The one-person show, that dicey theater staple, was amply represented in 2006. Yet the creators of such big-ticket celeb shows as Billy Crystal’s 700 Sundaysand Carrie Fisher’s Wishful Drinking seemed to be holding back from their audiences. Crystal, directed by Des McAnuff, built a nearly three-hour evening at the Wilshire Theater around growing up in suburban Long Island in the 1950s and ’60s. Slides, home movies and schmaltzy music gilded the show, whose wan highlights included young Billy discovering masturbation.

Carrie Fisher’s outing at the Geffen Playhouse had similar amounts of screen projections, but, compared to the comfortably facile Crystal, she seemed startlingly ill at ease with her own life — or at least with talking about it to a live audience. Worse, her show was not the scalding confessional we thought it would be, but a sampler of sweetly embarrassing moments in Fisher’s life without any deeper explanation than a punch line. For my money the most honest and story-driven solo show was a San Francisco import at the Hayworth Theater: Brian Copeland’s Not a Genuine Black Man, a sardonic and harrowing tale about Copeland’s years growing up in San Leandro, a conservative, whites-only suburb near liberal San Francisco.

Copeland’s story raised troubling questions about black identity within white society and among African-Americans. It succeeded without being overtly political, whereas a heavily weighted play such as Sam Shepard’s 2004 paranoid farce, The God of Hell (which received its L.A. premiere at the Geffen), left me with a headache — or, rather, an earache.
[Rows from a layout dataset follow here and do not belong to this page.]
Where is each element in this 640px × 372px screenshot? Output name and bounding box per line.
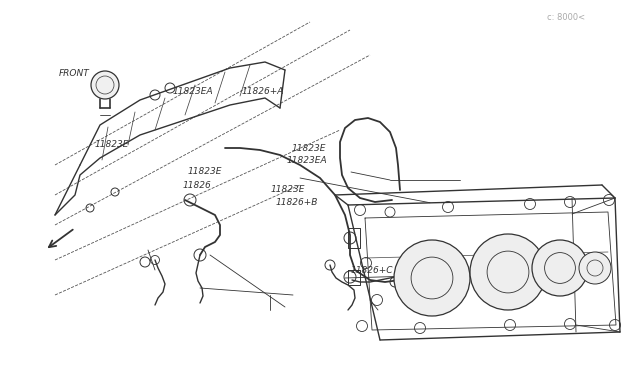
Circle shape (394, 240, 470, 316)
Circle shape (579, 252, 611, 284)
Text: 11823E: 11823E (188, 167, 222, 176)
Text: 11823E: 11823E (292, 144, 326, 153)
Text: 11826+C: 11826+C (351, 266, 393, 275)
Text: 11823EA: 11823EA (287, 156, 327, 165)
Text: 11826+A: 11826+A (242, 87, 284, 96)
Text: FRONT: FRONT (59, 69, 90, 78)
Text: 11826: 11826 (182, 181, 211, 190)
Circle shape (532, 240, 588, 296)
Text: c: 8000<: c: 8000< (547, 13, 586, 22)
Circle shape (470, 234, 546, 310)
Text: 11823EA: 11823EA (173, 87, 213, 96)
Circle shape (91, 71, 119, 99)
Text: 11823E: 11823E (95, 140, 129, 149)
Text: 11826+B: 11826+B (275, 198, 317, 207)
Text: 11823E: 11823E (270, 185, 305, 194)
This was a loud, angry, but ultimately sterile comedy, directed with sledgehammer finesse by Jason Alexander, about a Homeland Security agent visiting a Wisconsin farm disguised as a chirpy traveling salesman. Far more watchable was Furious Theater Co.’s Back of the Throat, Yussef El Guindi’s brutal encounter between two government agents who pay a menacing call on a young Arab-American student. Unlike The God of Hell, El Guindi’s play, which first opened last year in San Francisco, actually bothered to throw in a mystery — who fingered the mild-mannered, apparently innocent student?

Another knockout “post-9/11” play was Recent Tragic Events, Theater Tribe’s production of Craig Wright’s unlikely 2002 comedy about a couple’s blind date that takes place the day after the World Trade Center attack. The Victory Theater had scored an earlier success with another perceptive Wright play, the domestic meltdown known as Orange Flower Water, a 2002 work receiving its West Coast premiere under Carri Sullens’ direction. Later, Furious Theater Co. gave Grace, yet another Wright story (about a Christian couple and their emotionally damaged neighbor), a slam-bang local premiere under Dámaso Rodriguez’s smooth direction.

In fact, one truth about 2006 is that too many of the best plays were written by non-L.A. playwrights — or, in the case of Wright (who moved here four years ago to work in TV and film), their best work did not receive their world premieres here. I will spend 2007 crossing my fingers that the next L.A. play I see will be the first time anyone sees it.